The town’s imam Ismail Nahi told Amos:
“If there were peace and security all the Muslims would come back… but
the Christians have made it clear they don’t want to live with Muslims
in this country. Wherever they find Muslims they will kill them and cut
them into little pieces.”
A women’s group leader, Kadjidja Hassan, said people did not want to go
to Chad because they had been in CAR a long time, but she added that
they have now been in the camp for five months, and: “Muslims have been
attacked in all the villages around Bossangoa. A Muslim can’t move more
than one kilometre from this site. We’re all crammed in here, and our
husbands can’t do anything. How can we live in Bossangoa?”
With Chadian African Union troops providing security, there have been
almost no killings of Muslims in Bossangoa in the past two months, but
nearly all the camp dwellers IRIN spoke to said they needed more
security, although not all said they wanted to leave.
A group of men accused the district administrator (prefect), who was
with the visiting delegation, of distributing weapons to the anti-balaka
and said that if she were removed from her post they could stay on in
Bossangoa. The prefect denied the accusations.
The typical view from most people seemed to be that unless they have
security, by which they appeared to mean free movement outside their
little ghetto, they would prefer to leave Bossangoa.
Although aid agencies are providing water and basic rations, living
conditions are worsening, as the supplies that many people brought to
the camp when they abandoned their shops are now finished.

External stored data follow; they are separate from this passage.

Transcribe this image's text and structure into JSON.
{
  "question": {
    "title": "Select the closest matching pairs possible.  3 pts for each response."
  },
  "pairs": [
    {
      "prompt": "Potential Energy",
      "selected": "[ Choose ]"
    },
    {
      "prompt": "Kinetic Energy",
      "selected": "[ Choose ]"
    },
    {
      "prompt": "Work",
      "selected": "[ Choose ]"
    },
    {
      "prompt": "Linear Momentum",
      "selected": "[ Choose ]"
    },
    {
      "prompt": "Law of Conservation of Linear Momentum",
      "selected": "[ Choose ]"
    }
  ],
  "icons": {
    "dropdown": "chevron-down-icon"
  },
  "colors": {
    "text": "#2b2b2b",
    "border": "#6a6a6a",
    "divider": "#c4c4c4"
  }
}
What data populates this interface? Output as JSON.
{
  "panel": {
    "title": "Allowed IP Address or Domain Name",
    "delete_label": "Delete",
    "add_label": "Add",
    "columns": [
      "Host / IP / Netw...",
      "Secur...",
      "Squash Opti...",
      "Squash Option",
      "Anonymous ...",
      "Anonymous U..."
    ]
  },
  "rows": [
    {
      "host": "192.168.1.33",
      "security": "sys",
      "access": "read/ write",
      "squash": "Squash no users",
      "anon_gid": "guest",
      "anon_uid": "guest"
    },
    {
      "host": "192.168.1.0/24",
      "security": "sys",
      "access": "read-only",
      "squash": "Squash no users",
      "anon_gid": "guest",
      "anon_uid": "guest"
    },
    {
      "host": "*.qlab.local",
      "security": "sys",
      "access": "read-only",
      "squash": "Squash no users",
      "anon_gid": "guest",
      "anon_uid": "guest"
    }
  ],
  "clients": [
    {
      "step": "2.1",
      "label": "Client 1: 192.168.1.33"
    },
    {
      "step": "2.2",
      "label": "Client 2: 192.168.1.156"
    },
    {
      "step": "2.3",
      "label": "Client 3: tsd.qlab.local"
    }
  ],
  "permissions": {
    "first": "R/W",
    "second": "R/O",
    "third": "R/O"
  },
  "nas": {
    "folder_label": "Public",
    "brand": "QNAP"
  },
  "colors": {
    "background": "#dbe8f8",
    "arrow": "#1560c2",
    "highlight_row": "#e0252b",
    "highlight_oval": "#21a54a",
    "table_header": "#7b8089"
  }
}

IRIN interviewed Muslims at a site around a mosque in Bouar, near
Cameroon, on 14 February. The “camp president” there said many at the
site wanted to stay in the area but most other interviewees said they
wanted to leave, as did most of the Muslims interviewed at a
displacement site in Baoro, 50km away.
At both sites Muslims said they could not walk around the town as the anti-balaka would kill them.
The Muslims’ attitude may have changed in Bouar since the French
military mission (Operation Sangaris) deployed about 300 men to the area
on 15 February.
The situation at Bossangoa, Bouar and PK12 is not replicated everywhere
in western CAR. UNHCR said on 25 February that “in some towns like Paoua
(near the Chadian border) and in some quarters of Bangui, communities
continue living and working together, although atrocities are frequently
committed.”
So far there has been much less communal violence in the centre and east
of the country where the Muslim population is larger. Nationally the
proportion of Muslims was estimated at around 15 percent, but it is now
lower.
More police needed
International security forces are to be reinforced in CAR, with 1,000
European Union peacekeepers due to be deployed soon. International
Crisis Group analyst Thierry Vircoulon argues that more police, rather
than troops, should be the priority.
The government is currently deploying only about 150 gendarmes (with
donor funding) and even they man checkpoints alongside the anti-balaka,
while the international police forces are well below the mandated level.
Winning public support in the battle against the anti-balaka may be a
long process, as they are seen by many of the population as liberators
after their fight against the largely Muslim Seleka rebels.
Most of the international security forces have tended to avoid
confronting the anti-balaka, who can cause major disruption, and have
closed down the airport on several occasions.
On 25 February IRIN passed the corpse of a Muslim man that had been
lying at a crossroads in Bangui for several hours. A group of youths
standing nearby said they had killed the Muslim with rocks and machetes
because he had crossed a “red line”.
Peacekeeper patrols had passed the spot several times that morning but the youths were still at their checkpoint.